Twigs’ greatest work to date, “Papi Pacify” from EP2, which she directed, features the singer in an intimate “breath control” encounter, left gasping as her partner strangles, muffles and put his fingers down her throat. Accompanying these shots are brief images of the couple embracing, twigs cradled softly in his arms. Brutal and beautiful, I see “Papi Pacify”’s video two ways: portraying a relationship based on trust, in which twigs is a consenting participant in the breathplay or perhaps a relationship in which the power dynamic is skewed and twigs must endure an invasive, boundary crossing partner. Or both—a duality reflected in the Wyatt lyric from “Preface.”
While Bloodborne’s difficulty is often described as masochistic, I think it’s a more nuanced dynamic, like the dynamic(s) in “Papi Pacify.” And while many people have compared Bloodborne to sex, art critic and designer Lana Polansky spoke on the game’s difficulty in terms of knowledge and player consent:
players certainly endure a lot, but how much do they consent to? After reading a handful of reviews the past few weeks, I think many fall into the same three dynamics that could be interpreted from the “Papi Pacify” video: consenting to the difficulty, rejecting it as abusive and exploiting player ignorance or both. For me, I’d let Bloodborne stick its fingers down my throat, but I wouldn’t let it strangle me. That is, I consent to the cruel tutelage of memorizing attack patterns and the constant risk of the Blood Echoes, but the jump scares, one-shot kills and hours spent farming blood vials after using them up in a boss battle are frustrating and unnecessary even in a notoriously hard series. I guess I liked the pain, but not the punishment.

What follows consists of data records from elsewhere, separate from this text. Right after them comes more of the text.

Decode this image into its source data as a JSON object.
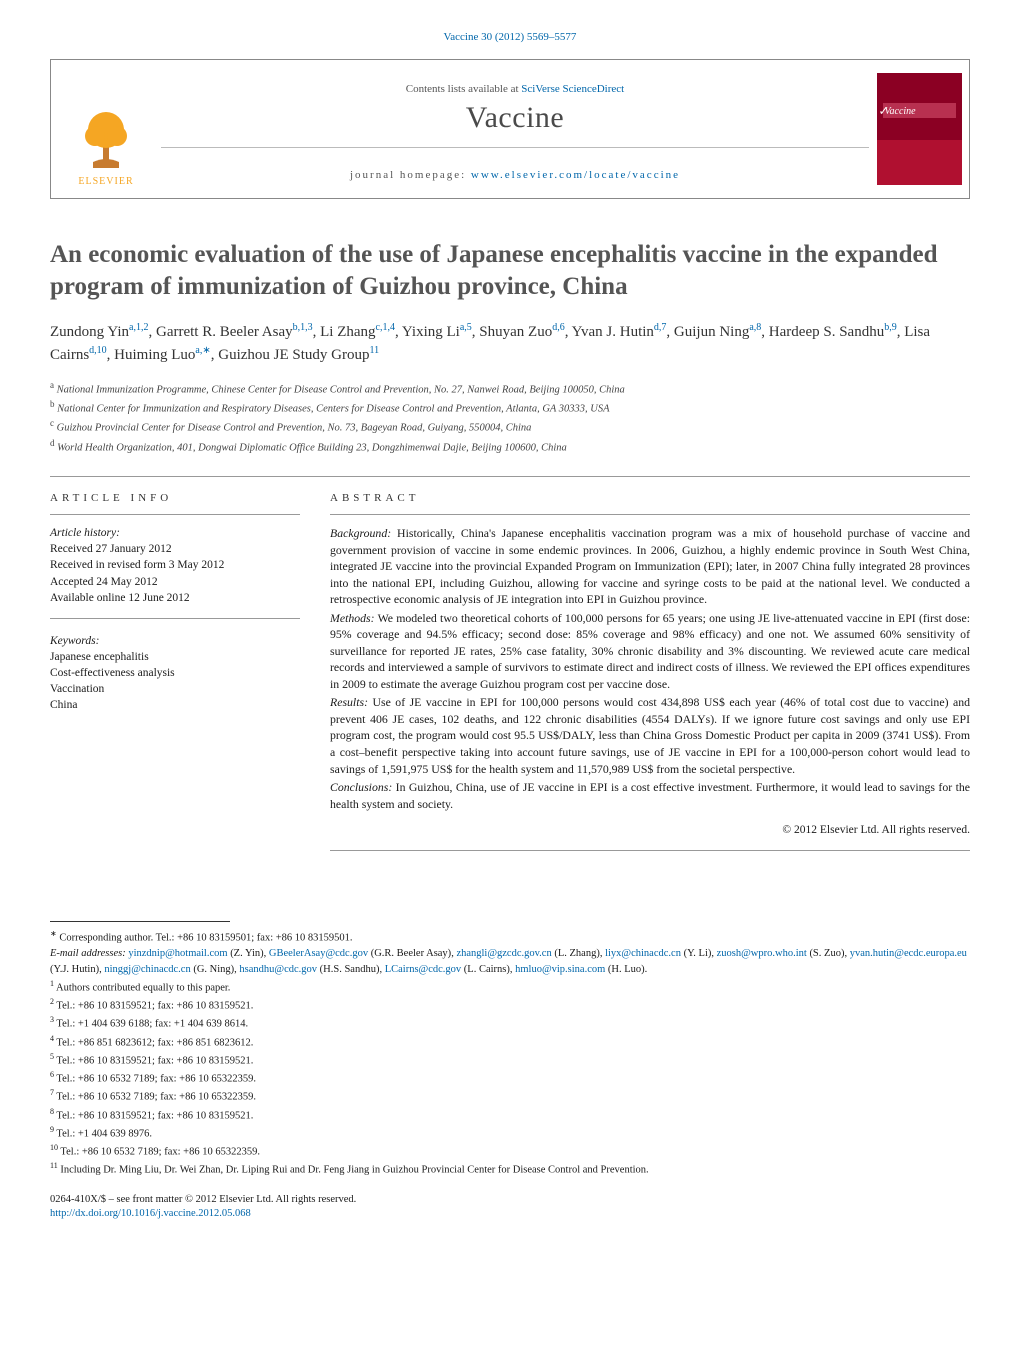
{
  "topCitation": "Vaccine 30 (2012) 5569–5577",
  "headerBox": {
    "contentsPrefix": "Contents lists available at ",
    "contentsLink": "SciVerse ScienceDirect",
    "journalName": "Vaccine",
    "homepagePrefix": "journal homepage: ",
    "homepageLink": "www.elsevier.com/locate/vaccine",
    "publisherLogoLabel": "ELSEVIER",
    "coverTitle": "Vaccine"
  },
  "article": {
    "title": "An economic evaluation of the use of Japanese encephalitis vaccine in the expanded program of immunization of Guizhou province, China",
    "authors": [
      {
        "name": "Zundong Yin",
        "sup": "a,1,2"
      },
      {
        "name": "Garrett R. Beeler Asay",
        "sup": "b,1,3"
      },
      {
        "name": "Li Zhang",
        "sup": "c,1,4"
      },
      {
        "name": "Yixing Li",
        "sup": "a,5"
      },
      {
        "name": "Shuyan Zuo",
        "sup": "d,6"
      },
      {
        "name": "Yvan J. Hutin",
        "sup": "d,7"
      },
      {
        "name": "Guijun Ning",
        "sup": "a,8"
      },
      {
        "name": "Hardeep S. Sandhu",
        "sup": "b,9"
      },
      {
        "name": "Lisa Cairns",
        "sup": "d,10"
      },
      {
        "name": "Huiming Luo",
        "sup": "a,∗"
      },
      {
        "name": "Guizhou JE Study Group",
        "sup": "11"
      }
    ],
    "affiliations": [
      {
        "sup": "a",
        "text": "National Immunization Programme, Chinese Center for Disease Control and Prevention, No. 27, Nanwei Road, Beijing 100050, China"
      },
      {
        "sup": "b",
        "text": "National Center for Immunization and Respiratory Diseases, Centers for Disease Control and Prevention, Atlanta, GA 30333, USA"
      },
      {
        "sup": "c",
        "text": "Guizhou Provincial Center for Disease Control and Prevention, No. 73, Bageyan Road, Guiyang, 550004, China"
      },
      {
        "sup": "d",
        "text": "World Health Organization, 401, Dongwai Diplomatic Office Building 23, Dongzhimenwai Dajie, Beijing 100600, China"
      }
    ]
  },
  "articleInfo": {
    "sectionTitle": "article info",
    "historyLabel": "Article history:",
    "history": [
      "Received 27 January 2012",
      "Received in revised form 3 May 2012",
      "Accepted 24 May 2012",
      "Available online 12 June 2012"
    ],
    "keywordsLabel": "Keywords:",
    "keywords": [
      "Japanese encephalitis",
      "Cost-effectiveness analysis",
      "Vaccination",
      "China"
    ]
  },
  "abstract": {
    "sectionTitle": "abstract",
    "paragraphs": [
      {
        "label": "Background:",
        "text": "Historically, China's Japanese encephalitis vaccination program was a mix of household purchase of vaccine and government provision of vaccine in some endemic provinces. In 2006, Guizhou, a highly endemic province in South West China, integrated JE vaccine into the provincial Expanded Program on Immunization (EPI); later, in 2007 China fully integrated 28 provinces into the national EPI, including Guizhou, allowing for vaccine and syringe costs to be paid at the national level. We conducted a retrospective economic analysis of JE integration into EPI in Guizhou province."
      },
      {
        "label": "Methods:",
        "text": "We modeled two theoretical cohorts of 100,000 persons for 65 years; one using JE live-attenuated vaccine in EPI (first dose: 95% coverage and 94.5% efficacy; second dose: 85% coverage and 98% efficacy) and one not. We assumed 60% sensitivity of surveillance for reported JE rates, 25% case fatality, 30% chronic disability and 3% discounting. We reviewed acute care medical records and interviewed a sample of survivors to estimate direct and indirect costs of illness. We reviewed the EPI offices expenditures in 2009 to estimate the average Guizhou program cost per vaccine dose."
      },
      {
        "label": "Results:",
        "text": "Use of JE vaccine in EPI for 100,000 persons would cost 434,898 US$ each year (46% of total cost due to vaccine) and prevent 406 JE cases, 102 deaths, and 122 chronic disabilities (4554 DALYs). If we ignore future cost savings and only use EPI program cost, the program would cost 95.5 US$/DALY, less than China Gross Domestic Product per capita in 2009 (3741 US$). From a cost–benefit perspective taking into account future savings, use of JE vaccine in EPI for a 100,000-person cohort would lead to savings of 1,591,975 US$ for the health system and 11,570,989 US$ from the societal perspective."
      },
      {
        "label": "Conclusions:",
        "text": "In Guizhou, China, use of JE vaccine in EPI is a cost effective investment. Furthermore, it would lead to savings for the health system and society."
      }
    ],
    "copyright": "© 2012 Elsevier Ltd. All rights reserved."
  },
  "footnotes": {
    "corresponding": {
      "sup": "∗",
      "text": "Corresponding author. Tel.: +86 10 83159501; fax: +86 10 83159501."
    },
    "emailsLabel": "E-mail addresses: ",
    "emails": [
      {
        "addr": "yinzdnip@hotmail.com",
        "who": "(Z. Yin)"
      },
      {
        "addr": "GBeelerAsay@cdc.gov",
        "who": "(G.R. Beeler Asay)"
      },
      {
        "addr": "zhangli@gzcdc.gov.cn",
        "who": "(L. Zhang)"
      },
      {
        "addr": "liyx@chinacdc.cn",
        "who": "(Y. Li)"
      },
      {
        "addr": "zuosh@wpro.who.int",
        "who": "(S. Zuo)"
      },
      {
        "addr": "yvan.hutin@ecdc.europa.eu",
        "who": "(Y.J. Hutin)"
      },
      {
        "addr": "ninggj@chinacdc.cn",
        "who": "(G. Ning)"
      },
      {
        "addr": "hsandhu@cdc.gov",
        "who": "(H.S. Sandhu)"
      },
      {
        "addr": "LCairns@cdc.gov",
        "who": "(L. Cairns)"
      },
      {
        "addr": "hmluo@vip.sina.com",
        "who": "(H. Luo)"
      }
    ],
    "numbered": [
      {
        "sup": "1",
        "text": "Authors contributed equally to this paper."
      },
      {
        "sup": "2",
        "text": "Tel.: +86 10 83159521; fax: +86 10 83159521."
      },
      {
        "sup": "3",
        "text": "Tel.: +1 404 639 6188; fax: +1 404 639 8614."
      },
      {
        "sup": "4",
        "text": "Tel.: +86 851 6823612; fax: +86 851 6823612."
      },
      {
        "sup": "5",
        "text": "Tel.: +86 10 83159521; fax: +86 10 83159521."
      },
      {
        "sup": "6",
        "text": "Tel.: +86 10 6532 7189; fax: +86 10 65322359."
      },
      {
        "sup": "7",
        "text": "Tel.: +86 10 6532 7189; fax: +86 10 65322359."
      },
      {
        "sup": "8",
        "text": "Tel.: +86 10 83159521; fax: +86 10 83159521."
      },
      {
        "sup": "9",
        "text": "Tel.: +1 404 639 8976."
      },
      {
        "sup": "10",
        "text": "Tel.: +86 10 6532 7189; fax: +86 10 65322359."
      },
      {
        "sup": "11",
        "text": "Including Dr. Ming Liu, Dr. Wei Zhan, Dr. Liping Rui and Dr. Feng Jiang in Guizhou Provincial Center for Disease Control and Prevention."
      }
    ]
  },
  "bottom": {
    "issn": "0264-410X/$ – see front matter © 2012 Elsevier Ltd. All rights reserved.",
    "doi": "http://dx.doi.org/10.1016/j.vaccine.2012.05.068"
  },
  "colors": {
    "link": "#0066aa",
    "rule": "#999999",
    "elsevierOrange": "#f5a623",
    "coverRed": "#8b0023",
    "text": "#1a1a1a"
  }
}
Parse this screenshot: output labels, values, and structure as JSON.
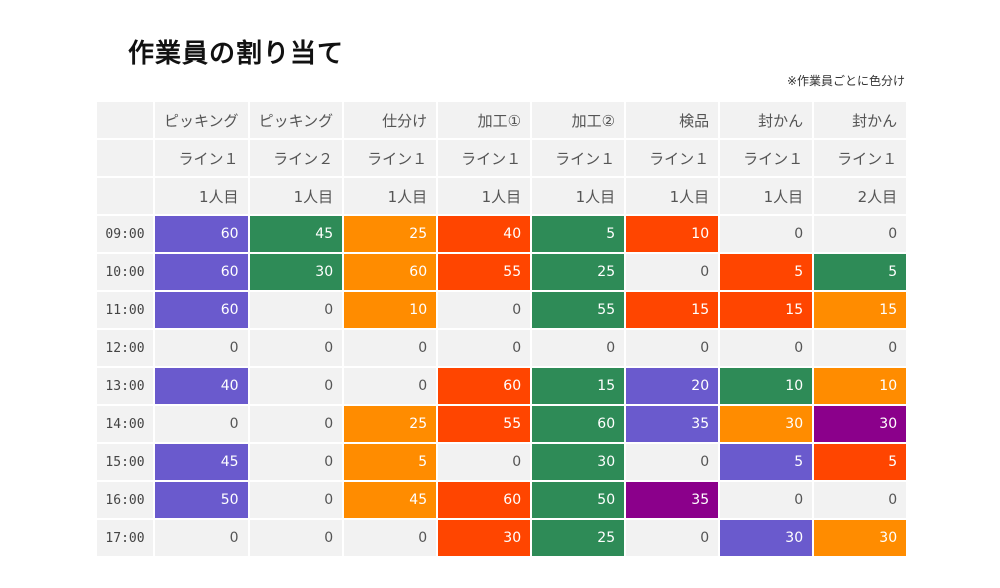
{
  "title": "作業員の割り当て",
  "note": "※作業員ごとに色分け",
  "chart_data": {
    "type": "heatmap",
    "columns": [
      {
        "process": "ピッキング",
        "line": "ライン１",
        "worker": "1人目"
      },
      {
        "process": "ピッキング",
        "line": "ライン２",
        "worker": "1人目"
      },
      {
        "process": "仕分け",
        "line": "ライン１",
        "worker": "1人目"
      },
      {
        "process": "加工①",
        "line": "ライン１",
        "worker": "1人目"
      },
      {
        "process": "加工②",
        "line": "ライン１",
        "worker": "1人目"
      },
      {
        "process": "検品",
        "line": "ライン１",
        "worker": "1人目"
      },
      {
        "process": "封かん",
        "line": "ライン１",
        "worker": "1人目"
      },
      {
        "process": "封かん",
        "line": "ライン１",
        "worker": "2人目"
      }
    ],
    "times": [
      "09:00",
      "10:00",
      "11:00",
      "12:00",
      "13:00",
      "14:00",
      "15:00",
      "16:00",
      "17:00"
    ],
    "values": [
      [
        60,
        45,
        25,
        40,
        5,
        10,
        0,
        0
      ],
      [
        60,
        30,
        60,
        55,
        25,
        0,
        5,
        5
      ],
      [
        60,
        0,
        10,
        0,
        55,
        15,
        15,
        15
      ],
      [
        0,
        0,
        0,
        0,
        0,
        0,
        0,
        0
      ],
      [
        40,
        0,
        0,
        60,
        15,
        20,
        10,
        10
      ],
      [
        0,
        0,
        25,
        55,
        60,
        35,
        30,
        30
      ],
      [
        45,
        0,
        5,
        0,
        30,
        0,
        5,
        5
      ],
      [
        50,
        0,
        45,
        60,
        50,
        35,
        0,
        0
      ],
      [
        0,
        0,
        0,
        30,
        25,
        0,
        30,
        30
      ]
    ],
    "palette": {
      "P": "#6a5acd",
      "G": "#2e8b57",
      "O": "#ff8c00",
      "R": "#ff4500",
      "M": "#8b008b",
      "empty": "#f2f2f2"
    },
    "colors": [
      [
        "P",
        "G",
        "O",
        "R",
        "G",
        "R",
        "",
        ""
      ],
      [
        "P",
        "G",
        "O",
        "R",
        "G",
        "",
        "R",
        "G"
      ],
      [
        "P",
        "",
        "O",
        "",
        "G",
        "R",
        "R",
        "O"
      ],
      [
        "",
        "",
        "",
        "",
        "",
        "",
        "",
        ""
      ],
      [
        "P",
        "",
        "",
        "R",
        "G",
        "P",
        "G",
        "O"
      ],
      [
        "",
        "",
        "O",
        "R",
        "G",
        "P",
        "O",
        "M"
      ],
      [
        "P",
        "",
        "O",
        "",
        "G",
        "",
        "P",
        "R"
      ],
      [
        "P",
        "",
        "O",
        "R",
        "G",
        "M",
        "",
        ""
      ],
      [
        "",
        "",
        "",
        "R",
        "G",
        "",
        "P",
        "O"
      ]
    ]
  }
}
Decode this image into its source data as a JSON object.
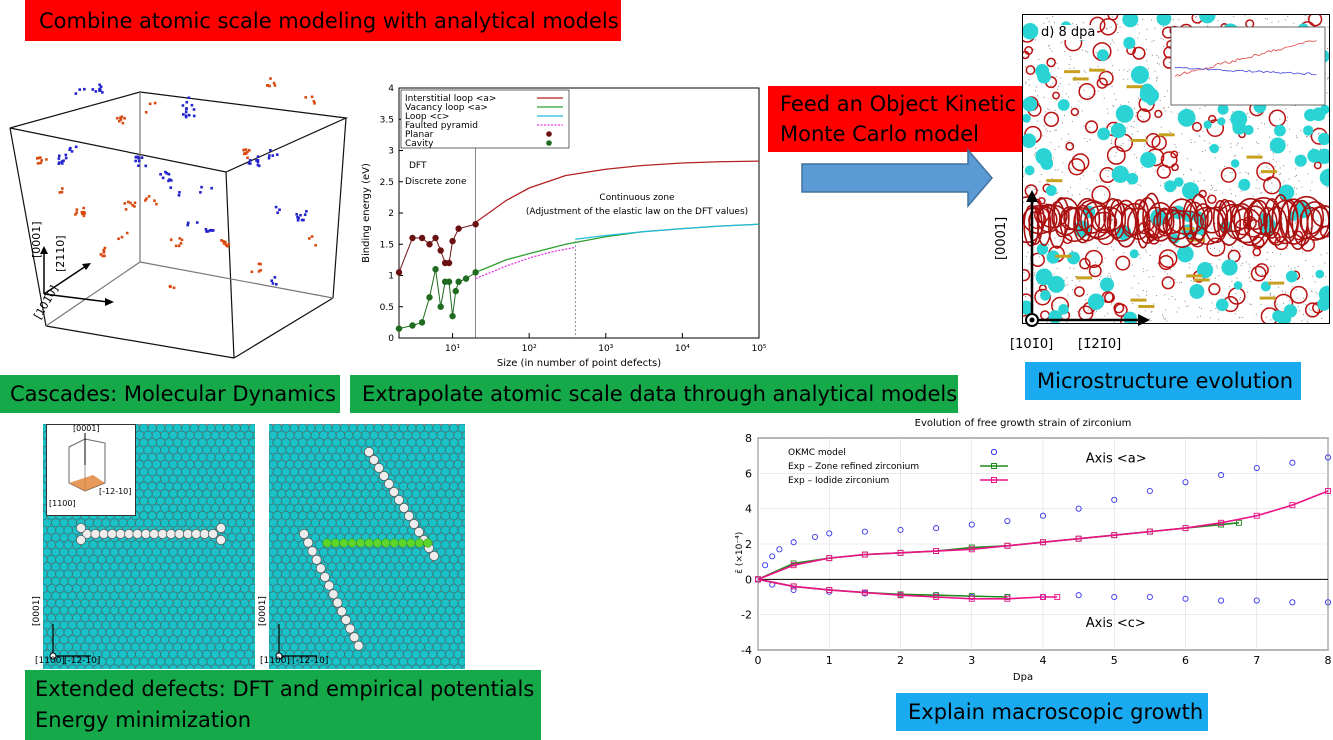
{
  "boxes": {
    "top_left": "Combine atomic scale modeling with analytical models",
    "feed_line1": "Feed an Object Kinetic",
    "feed_line2": "Monte Carlo model",
    "cascades": "Cascades: Molecular Dynamics",
    "extrapolate": "Extrapolate atomic scale data through analytical models",
    "microstructure": "Microstructure evolution",
    "extended_line1": "Extended defects: DFT and empirical potentials",
    "extended_line2": "Energy minimization",
    "explain": "Explain macroscopic growth"
  },
  "cube": {
    "axis_z": "[0001]",
    "axis_y": "[2̄110]",
    "axis_x": "[101̄0]"
  },
  "okmc": {
    "panel_label": "d) 8 dpa",
    "axis_vertical": "[0001]",
    "axis_origin": "[101̄0]",
    "axis_right": "[1̄21̄0]"
  },
  "atoms_left": {
    "inset_axis_top": "[0001]",
    "inset_axis_left": "[1100]",
    "inset_axis_right": "[-12-10]",
    "axis_vertical": "[0001]",
    "axis_origin": "[1100]",
    "axis_right": "[-12-10]"
  },
  "atoms_right": {
    "axis_vertical": "[0001]",
    "axis_origin": "[1100]",
    "axis_right": "[-12-10]"
  },
  "chart_data": [
    {
      "type": "line",
      "xlabel": "Size (in number of point defects)",
      "ylabel": "Binding energy (eV)",
      "x_scale": "log",
      "xlim": [
        2,
        100000
      ],
      "ylim": [
        0,
        4
      ],
      "x_ticks": [
        "10¹",
        "10²",
        "10³",
        "10⁴",
        "10⁵"
      ],
      "y_ticks": [
        "0",
        "0.5",
        "1",
        "1.5",
        "2",
        "2.5",
        "3",
        "3.5",
        "4"
      ],
      "annotations": [
        "DFT",
        "Discrete zone",
        "Continuous zone",
        "(Adjustment of the elastic law on   the DFT values)"
      ],
      "legend_position": "top-left",
      "series": [
        {
          "name": "Interstitial loop <a>",
          "color": "#b22222",
          "style": "line",
          "x": [
            20,
            50,
            100,
            300,
            1000,
            3000,
            10000,
            30000,
            100000
          ],
          "y": [
            1.85,
            2.2,
            2.4,
            2.6,
            2.7,
            2.76,
            2.8,
            2.82,
            2.83
          ]
        },
        {
          "name": "Vacancy loop <a>",
          "color": "#2ea02e",
          "style": "line",
          "x": [
            20,
            50,
            100,
            300,
            1000,
            3000,
            10000,
            30000,
            100000
          ],
          "y": [
            1.05,
            1.25,
            1.35,
            1.5,
            1.62,
            1.7,
            1.75,
            1.79,
            1.82
          ]
        },
        {
          "name": "Loop <c>",
          "color": "#22bbdd",
          "style": "line",
          "x": [
            400,
            1000,
            3000,
            10000,
            30000,
            100000
          ],
          "y": [
            1.58,
            1.64,
            1.7,
            1.75,
            1.79,
            1.82
          ]
        },
        {
          "name": "Faulted pyramid",
          "color": "#ee33ee",
          "style": "dashed",
          "x": [
            20,
            50,
            100,
            200,
            400
          ],
          "y": [
            0.95,
            1.15,
            1.28,
            1.38,
            1.45
          ]
        },
        {
          "name": "Planar",
          "color": "#6b1010",
          "style": "markers",
          "x": [
            2,
            3,
            4,
            5,
            6,
            7,
            8,
            9,
            10,
            12,
            20
          ],
          "y": [
            1.05,
            1.6,
            1.6,
            1.5,
            1.6,
            1.4,
            1.2,
            1.2,
            1.55,
            1.75,
            1.82
          ]
        },
        {
          "name": "Cavity",
          "color": "#1f6b1f",
          "style": "markers",
          "x": [
            2,
            3,
            4,
            5,
            6,
            7,
            8,
            9,
            10,
            11,
            12,
            15,
            20
          ],
          "y": [
            0.15,
            0.2,
            0.25,
            0.65,
            1.1,
            0.5,
            0.9,
            0.9,
            0.35,
            0.75,
            0.9,
            0.95,
            1.05
          ]
        }
      ]
    },
    {
      "type": "scatter",
      "title": "Evolution of free growth strain of zirconium",
      "xlabel": "Dpa",
      "ylabel": "ε̄ (×10⁻⁴)",
      "xlim": [
        0,
        8
      ],
      "ylim": [
        -4,
        8
      ],
      "x_ticks": [
        "0",
        "1",
        "2",
        "3",
        "4",
        "5",
        "6",
        "7",
        "8"
      ],
      "y_ticks": [
        "-4",
        "-2",
        "0",
        "2",
        "4",
        "6",
        "8"
      ],
      "annotations": [
        "Axis <a>",
        "Axis <c>"
      ],
      "legend_position": "top-left",
      "series": [
        {
          "name": "OKMC model",
          "color": "#3333ee",
          "marker": "circle",
          "x": [
            0,
            0.1,
            0.2,
            0.3,
            0.5,
            0.8,
            1,
            1.5,
            2,
            2.5,
            3,
            3.5,
            4,
            4.5,
            5,
            5.5,
            6,
            6.5,
            7,
            7.5,
            8
          ],
          "y": [
            0,
            0.8,
            1.3,
            1.7,
            2.1,
            2.4,
            2.6,
            2.7,
            2.8,
            2.9,
            3.1,
            3.3,
            3.6,
            4.0,
            4.5,
            5.0,
            5.5,
            5.9,
            6.3,
            6.6,
            6.9
          ]
        },
        {
          "name": "OKMC model (axis c)",
          "color": "#3333ee",
          "marker": "circle",
          "x": [
            0,
            0.2,
            0.5,
            1,
            1.5,
            2,
            2.5,
            3,
            3.5,
            4,
            4.5,
            5,
            5.5,
            6,
            6.5,
            7,
            7.5,
            8
          ],
          "y": [
            0,
            -0.3,
            -0.6,
            -0.7,
            -0.8,
            -0.9,
            -0.9,
            -1.0,
            -1.0,
            -1.0,
            -0.9,
            -1.0,
            -1.0,
            -1.1,
            -1.2,
            -1.2,
            -1.3,
            -1.3
          ]
        },
        {
          "name": "Exp – Zone refined zirconium",
          "color": "#1e8a1e",
          "marker": "square",
          "x": [
            0,
            0.5,
            1,
            1.5,
            2,
            2.5,
            3,
            3.5,
            4,
            4.5,
            5,
            5.5,
            6,
            6.5,
            6.75
          ],
          "y": [
            0,
            0.9,
            1.2,
            1.4,
            1.5,
            1.6,
            1.8,
            1.9,
            2.1,
            2.3,
            2.5,
            2.7,
            2.9,
            3.1,
            3.2
          ]
        },
        {
          "name": "Exp – Iodide zirconium",
          "color": "#ee1188",
          "marker": "square",
          "x": [
            0,
            0.5,
            1,
            1.5,
            2,
            2.5,
            3,
            3.5,
            4,
            4.5,
            5,
            5.5,
            6,
            6.5,
            7,
            7.5,
            8
          ],
          "y": [
            0,
            0.8,
            1.2,
            1.4,
            1.5,
            1.6,
            1.7,
            1.9,
            2.1,
            2.3,
            2.5,
            2.7,
            2.9,
            3.2,
            3.6,
            4.2,
            5.0
          ]
        },
        {
          "name": "Exp – Zone refined zirconium (axis c)",
          "color": "#1e8a1e",
          "marker": "square",
          "x": [
            0,
            0.5,
            1,
            1.5,
            2,
            2.5,
            3,
            3.5
          ],
          "y": [
            0,
            -0.4,
            -0.6,
            -0.75,
            -0.85,
            -0.9,
            -0.95,
            -1.0
          ]
        },
        {
          "name": "Exp – Iodide zirconium (axis c)",
          "color": "#ee1188",
          "marker": "square",
          "x": [
            0,
            0.5,
            1,
            1.5,
            2,
            2.5,
            3,
            3.5,
            4,
            4.2
          ],
          "y": [
            0,
            -0.4,
            -0.6,
            -0.75,
            -0.9,
            -1.0,
            -1.1,
            -1.1,
            -1.0,
            -1.0
          ]
        }
      ]
    }
  ]
}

and FKA twigs seemed like a happy coincidence at first, but applying her ruminations on sex, pain and consent to my play experience gave me a way of being critical of the game without falling into a simple love/hate binary (or worse, a review score) based on the erroneous and frequently sexist hardcore/casual gamer fallacy.
Simply put: I love Bloodborne, but I’m not willing to hate myself for it.